I finished writing this book years ago, and no author knows when their book is going to come out, but I certainly did not imagine that it’d be coming out in a year with Trump versus Biden or during a global pandemic. Both of these situations have this war-oriented language of life or death, victor or loser, black or white and I think putting non-war situations inside of war rhetoric develops this mindset of a zero-sum game where there can be no half measures. This thinking doesn’t give the necessary room to develop empathetic strategies for change. Although to be clear, defeating Trump is a matter of life or death, and we need to choose life. I wouldn’t use a war metaphor to define the election, but I would use the metaphor that Trumpism is a death cult.
Looking at something like world war and other world-involving events like global warming, the line between emotions and facts often blurs. During the writing process, did you ever come to certain ideas about how these two could be separated for positive change?

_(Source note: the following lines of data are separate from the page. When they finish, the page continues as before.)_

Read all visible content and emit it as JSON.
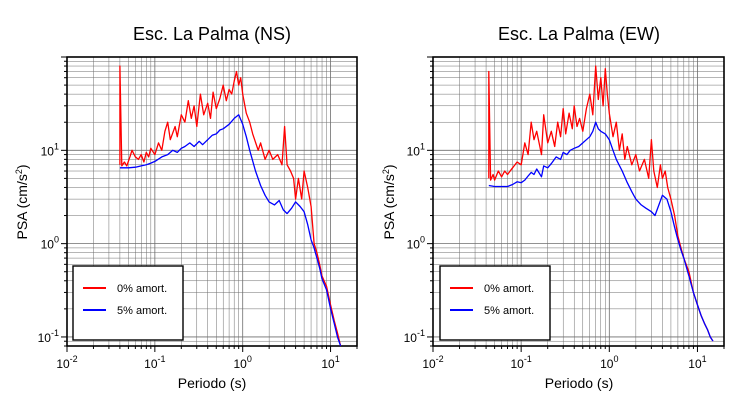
{
  "chart_data": [
    {
      "type": "line",
      "title": "Esc. La Palma (NS)",
      "xlabel": "Periodo (s)",
      "ylabel": {
        "base": "PSA (cm/s",
        "sup": "2",
        "close": ")"
      },
      "xscale": "log",
      "yscale": "log",
      "xlim": [
        0.01,
        20
      ],
      "ylim": [
        0.08,
        100
      ],
      "grid": true,
      "legend_position": "bottom-left",
      "x_ticks": [
        {
          "value": 0.01,
          "base": "10",
          "exp": "-2"
        },
        {
          "value": 0.1,
          "base": "10",
          "exp": "-1"
        },
        {
          "value": 1,
          "base": "10",
          "exp": "0"
        },
        {
          "value": 10,
          "base": "10",
          "exp": "1"
        }
      ],
      "y_ticks": [
        {
          "value": 0.1,
          "base": "10",
          "exp": "-1"
        },
        {
          "value": 1,
          "base": "10",
          "exp": "0"
        },
        {
          "value": 10,
          "base": "10",
          "exp": "1"
        }
      ],
      "series": [
        {
          "name": "0% amort.",
          "color": "#ff0000",
          "points": [
            [
              0.04,
              7
            ],
            [
              0.04,
              80
            ],
            [
              0.042,
              6.8
            ],
            [
              0.045,
              7.5
            ],
            [
              0.048,
              6.8
            ],
            [
              0.052,
              8.5
            ],
            [
              0.055,
              10
            ],
            [
              0.06,
              8.5
            ],
            [
              0.065,
              8
            ],
            [
              0.07,
              9
            ],
            [
              0.075,
              7.5
            ],
            [
              0.08,
              9.5
            ],
            [
              0.085,
              8.5
            ],
            [
              0.09,
              10.5
            ],
            [
              0.1,
              9
            ],
            [
              0.11,
              12
            ],
            [
              0.12,
              10
            ],
            [
              0.13,
              16
            ],
            [
              0.14,
              20
            ],
            [
              0.15,
              13
            ],
            [
              0.17,
              18
            ],
            [
              0.18,
              14
            ],
            [
              0.2,
              24
            ],
            [
              0.22,
              20
            ],
            [
              0.24,
              34
            ],
            [
              0.26,
              22
            ],
            [
              0.28,
              30
            ],
            [
              0.3,
              18
            ],
            [
              0.33,
              40
            ],
            [
              0.36,
              24
            ],
            [
              0.4,
              32
            ],
            [
              0.43,
              22
            ],
            [
              0.46,
              42
            ],
            [
              0.5,
              28
            ],
            [
              0.55,
              36
            ],
            [
              0.6,
              50
            ],
            [
              0.65,
              34
            ],
            [
              0.7,
              45
            ],
            [
              0.75,
              40
            ],
            [
              0.8,
              55
            ],
            [
              0.85,
              70
            ],
            [
              0.9,
              50
            ],
            [
              0.95,
              60
            ],
            [
              1.0,
              40
            ],
            [
              1.1,
              25
            ],
            [
              1.2,
              20
            ],
            [
              1.3,
              15
            ],
            [
              1.5,
              10
            ],
            [
              1.6,
              12
            ],
            [
              1.8,
              8
            ],
            [
              2.0,
              10
            ],
            [
              2.2,
              8
            ],
            [
              2.5,
              9
            ],
            [
              2.8,
              7
            ],
            [
              3.0,
              18
            ],
            [
              3.2,
              7
            ],
            [
              3.5,
              6
            ],
            [
              3.8,
              5
            ],
            [
              4.0,
              3
            ],
            [
              4.3,
              5
            ],
            [
              4.7,
              3
            ],
            [
              5.0,
              6
            ],
            [
              5.5,
              4
            ],
            [
              6.0,
              2.5
            ],
            [
              6.5,
              1
            ],
            [
              7.0,
              0.8
            ],
            [
              7.5,
              0.6
            ],
            [
              8.0,
              0.45
            ],
            [
              9.0,
              0.35
            ],
            [
              10.0,
              0.22
            ],
            [
              11.0,
              0.15
            ],
            [
              12.0,
              0.11
            ],
            [
              13.0,
              0.08
            ]
          ]
        },
        {
          "name": "5% amort.",
          "color": "#0000ff",
          "points": [
            [
              0.04,
              6.5
            ],
            [
              0.05,
              6.5
            ],
            [
              0.06,
              6.6
            ],
            [
              0.07,
              6.8
            ],
            [
              0.08,
              7
            ],
            [
              0.09,
              7.3
            ],
            [
              0.1,
              7.6
            ],
            [
              0.12,
              8.5
            ],
            [
              0.14,
              9
            ],
            [
              0.16,
              10
            ],
            [
              0.18,
              9.5
            ],
            [
              0.2,
              10.5
            ],
            [
              0.22,
              11
            ],
            [
              0.25,
              12
            ],
            [
              0.28,
              11
            ],
            [
              0.32,
              12.5
            ],
            [
              0.35,
              11.5
            ],
            [
              0.4,
              13
            ],
            [
              0.45,
              14.5
            ],
            [
              0.5,
              15
            ],
            [
              0.55,
              16.5
            ],
            [
              0.6,
              17
            ],
            [
              0.7,
              19
            ],
            [
              0.8,
              22
            ],
            [
              0.9,
              24
            ],
            [
              1.0,
              19
            ],
            [
              1.1,
              14
            ],
            [
              1.2,
              10
            ],
            [
              1.4,
              6
            ],
            [
              1.6,
              4.2
            ],
            [
              1.8,
              3.3
            ],
            [
              2.0,
              2.8
            ],
            [
              2.3,
              2.6
            ],
            [
              2.6,
              2.9
            ],
            [
              2.9,
              2.3
            ],
            [
              3.2,
              2.1
            ],
            [
              3.6,
              2.4
            ],
            [
              4.0,
              2.8
            ],
            [
              4.5,
              2.5
            ],
            [
              5.0,
              2.2
            ],
            [
              5.5,
              1.6
            ],
            [
              6.0,
              1.1
            ],
            [
              6.5,
              0.9
            ],
            [
              7.0,
              0.7
            ],
            [
              7.5,
              0.55
            ],
            [
              8.0,
              0.42
            ],
            [
              9.0,
              0.32
            ],
            [
              10.0,
              0.2
            ],
            [
              11.0,
              0.14
            ],
            [
              12.0,
              0.1
            ],
            [
              13.0,
              0.08
            ]
          ]
        }
      ]
    },
    {
      "type": "line",
      "title": "Esc. La Palma (EW)",
      "xlabel": "Periodo (s)",
      "ylabel": {
        "base": "PSA (cm/s",
        "sup": "2",
        "close": ")"
      },
      "xscale": "log",
      "yscale": "log",
      "xlim": [
        0.01,
        20
      ],
      "ylim": [
        0.08,
        100
      ],
      "grid": true,
      "legend_position": "bottom-left",
      "x_ticks": [
        {
          "value": 0.01,
          "base": "10",
          "exp": "-2"
        },
        {
          "value": 0.1,
          "base": "10",
          "exp": "-1"
        },
        {
          "value": 1,
          "base": "10",
          "exp": "0"
        },
        {
          "value": 10,
          "base": "10",
          "exp": "1"
        }
      ],
      "y_ticks": [
        {
          "value": 0.1,
          "base": "10",
          "exp": "-1"
        },
        {
          "value": 1,
          "base": "10",
          "exp": "0"
        },
        {
          "value": 10,
          "base": "10",
          "exp": "1"
        }
      ],
      "series": [
        {
          "name": "0% amort.",
          "color": "#ff0000",
          "points": [
            [
              0.043,
              5
            ],
            [
              0.043,
              70
            ],
            [
              0.045,
              4.8
            ],
            [
              0.048,
              5.5
            ],
            [
              0.05,
              4.8
            ],
            [
              0.055,
              6
            ],
            [
              0.06,
              5.2
            ],
            [
              0.065,
              6
            ],
            [
              0.07,
              5.5
            ],
            [
              0.08,
              6.5
            ],
            [
              0.09,
              7.5
            ],
            [
              0.1,
              7
            ],
            [
              0.11,
              12
            ],
            [
              0.12,
              9
            ],
            [
              0.13,
              20
            ],
            [
              0.14,
              13
            ],
            [
              0.15,
              16
            ],
            [
              0.17,
              9
            ],
            [
              0.18,
              24
            ],
            [
              0.2,
              12
            ],
            [
              0.22,
              16
            ],
            [
              0.24,
              11
            ],
            [
              0.26,
              20
            ],
            [
              0.28,
              14
            ],
            [
              0.3,
              28
            ],
            [
              0.32,
              15
            ],
            [
              0.35,
              25
            ],
            [
              0.38,
              17
            ],
            [
              0.4,
              30
            ],
            [
              0.43,
              18
            ],
            [
              0.46,
              22
            ],
            [
              0.5,
              16
            ],
            [
              0.55,
              28
            ],
            [
              0.6,
              40
            ],
            [
              0.65,
              24
            ],
            [
              0.7,
              80
            ],
            [
              0.75,
              35
            ],
            [
              0.8,
              60
            ],
            [
              0.85,
              30
            ],
            [
              0.9,
              75
            ],
            [
              0.95,
              40
            ],
            [
              1.0,
              25
            ],
            [
              1.1,
              14
            ],
            [
              1.2,
              20
            ],
            [
              1.3,
              10
            ],
            [
              1.4,
              15
            ],
            [
              1.5,
              8
            ],
            [
              1.6,
              11
            ],
            [
              1.8,
              7
            ],
            [
              2.0,
              9
            ],
            [
              2.2,
              6
            ],
            [
              2.5,
              8
            ],
            [
              2.8,
              5
            ],
            [
              3.0,
              13
            ],
            [
              3.2,
              6
            ],
            [
              3.5,
              4
            ],
            [
              3.8,
              7
            ],
            [
              4.0,
              5
            ],
            [
              4.3,
              6
            ],
            [
              4.6,
              4
            ],
            [
              5.0,
              3
            ],
            [
              5.5,
              2
            ],
            [
              6.0,
              1.2
            ],
            [
              6.5,
              0.9
            ],
            [
              7.0,
              0.7
            ],
            [
              8.0,
              0.5
            ],
            [
              9.0,
              0.3
            ],
            [
              10.0,
              0.22
            ],
            [
              11.0,
              0.17
            ],
            [
              12.0,
              0.14
            ],
            [
              13.0,
              0.12
            ],
            [
              14.0,
              0.1
            ],
            [
              15.0,
              0.09
            ]
          ]
        },
        {
          "name": "5% amort.",
          "color": "#0000ff",
          "points": [
            [
              0.043,
              4.2
            ],
            [
              0.05,
              4.1
            ],
            [
              0.06,
              4.1
            ],
            [
              0.07,
              4.1
            ],
            [
              0.08,
              4.3
            ],
            [
              0.09,
              4.6
            ],
            [
              0.1,
              4.5
            ],
            [
              0.11,
              4.8
            ],
            [
              0.12,
              5.3
            ],
            [
              0.13,
              5.8
            ],
            [
              0.14,
              5.5
            ],
            [
              0.15,
              6.3
            ],
            [
              0.17,
              5.2
            ],
            [
              0.18,
              6.8
            ],
            [
              0.2,
              6.5
            ],
            [
              0.22,
              7.2
            ],
            [
              0.25,
              8.5
            ],
            [
              0.28,
              8
            ],
            [
              0.3,
              9.5
            ],
            [
              0.33,
              9
            ],
            [
              0.36,
              10
            ],
            [
              0.4,
              10.5
            ],
            [
              0.45,
              11
            ],
            [
              0.5,
              12
            ],
            [
              0.55,
              13
            ],
            [
              0.6,
              14
            ],
            [
              0.65,
              16
            ],
            [
              0.7,
              20
            ],
            [
              0.75,
              17
            ],
            [
              0.8,
              16
            ],
            [
              0.9,
              15
            ],
            [
              1.0,
              13
            ],
            [
              1.1,
              10
            ],
            [
              1.2,
              8
            ],
            [
              1.4,
              6
            ],
            [
              1.6,
              4.5
            ],
            [
              1.8,
              3.6
            ],
            [
              2.0,
              3
            ],
            [
              2.3,
              2.6
            ],
            [
              2.6,
              2.4
            ],
            [
              3.0,
              2.2
            ],
            [
              3.3,
              2
            ],
            [
              3.6,
              2.5
            ],
            [
              4.0,
              3.3
            ],
            [
              4.5,
              3
            ],
            [
              5.0,
              2.2
            ],
            [
              5.5,
              1.5
            ],
            [
              6.0,
              1.1
            ],
            [
              6.5,
              0.85
            ],
            [
              7.0,
              0.7
            ],
            [
              8.0,
              0.45
            ],
            [
              9.0,
              0.3
            ],
            [
              10.0,
              0.22
            ],
            [
              11.0,
              0.17
            ],
            [
              12.0,
              0.14
            ],
            [
              13.0,
              0.12
            ],
            [
              14.0,
              0.1
            ],
            [
              15.0,
              0.09
            ]
          ]
        }
      ]
    }
  ]
}
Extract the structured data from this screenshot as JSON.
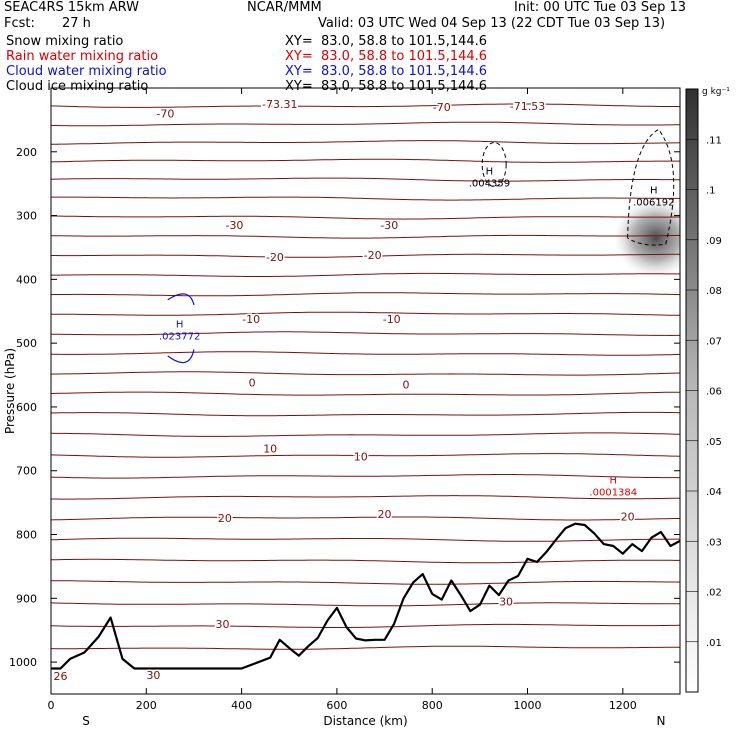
{
  "header": {
    "model": "SEAC4RS 15km ARW",
    "org": "NCAR/MMM",
    "init": "Init: 00 UTC Tue 03 Sep 13",
    "fcst_label": "Fcst:",
    "fcst_value": "27 h",
    "valid": "Valid: 03 UTC Wed 04 Sep 13 (22 CDT Tue 03 Sep 13)",
    "fields": [
      {
        "label": "Snow mixing ratio",
        "xy": "XY=  83.0, 58.8 to 101.5,144.6",
        "color": "#000000"
      },
      {
        "label": "Rain water mixing ratio",
        "xy": "XY=  83.0, 58.8 to 101.5,144.6",
        "color": "#e00000"
      },
      {
        "label": "Cloud water mixing ratio",
        "xy": "XY=  83.0, 58.8 to 101.5,144.6",
        "color": "#1010d0"
      },
      {
        "label": "Cloud ice mixing ratio",
        "xy": "XY=  83.0, 58.8 to 101.5,144.6",
        "color": "#000000"
      }
    ]
  },
  "chart_data": {
    "type": "cross-section contour",
    "xlabel": "Distance (km)",
    "ylabel": "Pressure (hPa)",
    "xlim": [
      0,
      1320
    ],
    "ylim": [
      1050,
      100
    ],
    "x_ticks": [
      0,
      200,
      400,
      600,
      800,
      1000,
      1200
    ],
    "y_ticks": [
      1000,
      900,
      800,
      700,
      600,
      500,
      400,
      300,
      200
    ],
    "x_end_labels": {
      "left": "S",
      "right": "N"
    },
    "colorbar": {
      "unit": "g kg⁻¹",
      "ticks": [
        ".01",
        ".02",
        ".03",
        ".04",
        ".05",
        ".06",
        ".07",
        ".08",
        ".09",
        ".1",
        ".11"
      ]
    },
    "contour_color": "#7a1010",
    "terrain_color": "#000000",
    "temperature_labels": [
      {
        "text": "-70",
        "x": 240,
        "p": 140
      },
      {
        "text": "-73.31",
        "x": 480,
        "p": 125
      },
      {
        "text": "-70",
        "x": 820,
        "p": 130
      },
      {
        "text": "-71.53",
        "x": 1000,
        "p": 128
      },
      {
        "text": "-30",
        "x": 385,
        "p": 315
      },
      {
        "text": "-30",
        "x": 710,
        "p": 315
      },
      {
        "text": "-20",
        "x": 470,
        "p": 365
      },
      {
        "text": "-20",
        "x": 675,
        "p": 362
      },
      {
        "text": "-10",
        "x": 420,
        "p": 462
      },
      {
        "text": "-10",
        "x": 715,
        "p": 462
      },
      {
        "text": "0",
        "x": 422,
        "p": 562
      },
      {
        "text": "0",
        "x": 745,
        "p": 565
      },
      {
        "text": "10",
        "x": 460,
        "p": 665
      },
      {
        "text": "10",
        "x": 650,
        "p": 678
      },
      {
        "text": "20",
        "x": 365,
        "p": 774
      },
      {
        "text": "20",
        "x": 700,
        "p": 768
      },
      {
        "text": "20",
        "x": 1210,
        "p": 772
      },
      {
        "text": "30",
        "x": 360,
        "p": 940
      },
      {
        "text": "30",
        "x": 955,
        "p": 905
      },
      {
        "text": "30",
        "x": 215,
        "p": 1020
      },
      {
        "text": "26",
        "x": 20,
        "p": 1022
      }
    ],
    "extrema": [
      {
        "mark": "H",
        "value": ".004359",
        "x": 920,
        "p": 240,
        "color": "#000000"
      },
      {
        "mark": "H",
        "value": ".006192",
        "x": 1265,
        "p": 270,
        "color": "#000000"
      },
      {
        "mark": "H",
        "value": ".023772",
        "x": 270,
        "p": 480,
        "color": "#1010d0"
      },
      {
        "mark": "H",
        "value": ".0001384",
        "x": 1180,
        "p": 725,
        "color": "#e00000"
      }
    ],
    "terrain": {
      "x": [
        0,
        20,
        40,
        70,
        100,
        125,
        150,
        175,
        195,
        300,
        400,
        460,
        480,
        500,
        520,
        540,
        560,
        580,
        600,
        620,
        640,
        660,
        680,
        700,
        720,
        740,
        760,
        780,
        800,
        820,
        840,
        860,
        880,
        900,
        920,
        940,
        960,
        980,
        1000,
        1020,
        1040,
        1060,
        1080,
        1100,
        1120,
        1140,
        1160,
        1180,
        1200,
        1220,
        1240,
        1260,
        1280,
        1300,
        1320
      ],
      "p": [
        1010,
        1010,
        995,
        985,
        960,
        930,
        995,
        1010,
        1010,
        1010,
        1010,
        993,
        965,
        978,
        990,
        975,
        962,
        935,
        915,
        945,
        963,
        966,
        965,
        965,
        940,
        900,
        875,
        862,
        893,
        902,
        872,
        895,
        920,
        910,
        880,
        895,
        872,
        865,
        838,
        843,
        827,
        808,
        790,
        783,
        785,
        798,
        815,
        818,
        830,
        815,
        826,
        805,
        796,
        818,
        810
      ]
    }
  }
}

It’s difficult to say because if I knew how to successfully do that I’d probably run for office or rule the world. But in all seriousness, I’m leery as an artist of conflating art and politics. I think they have a relationship, but they are separate things. I hope I wrote an antiwar novel, but I do not naively believe this novel will stop war. Having said that, I do think that the negotiation between facts and emotions in the so-called “real world” is going to hinge on narratives and stories, some of which may be novels. The narrativization of problems puts people in action. I don’t want to apply war metaphors to climate change, but they’re both these hyper-object situations that are difficult to wrap our minds around. It seems like we have the knowledge to never go to war again, we have the knowledge to not destroy our planet and ourselves, and yet we’re not stopping these things from happening. I am anti-war in every circumstance, and I know people think I might be foolish or cockamamie for thinking that, but I think it’s a failure of imagination to believe that we cannot live in a world without war. It’s never too late to make a restorative choice.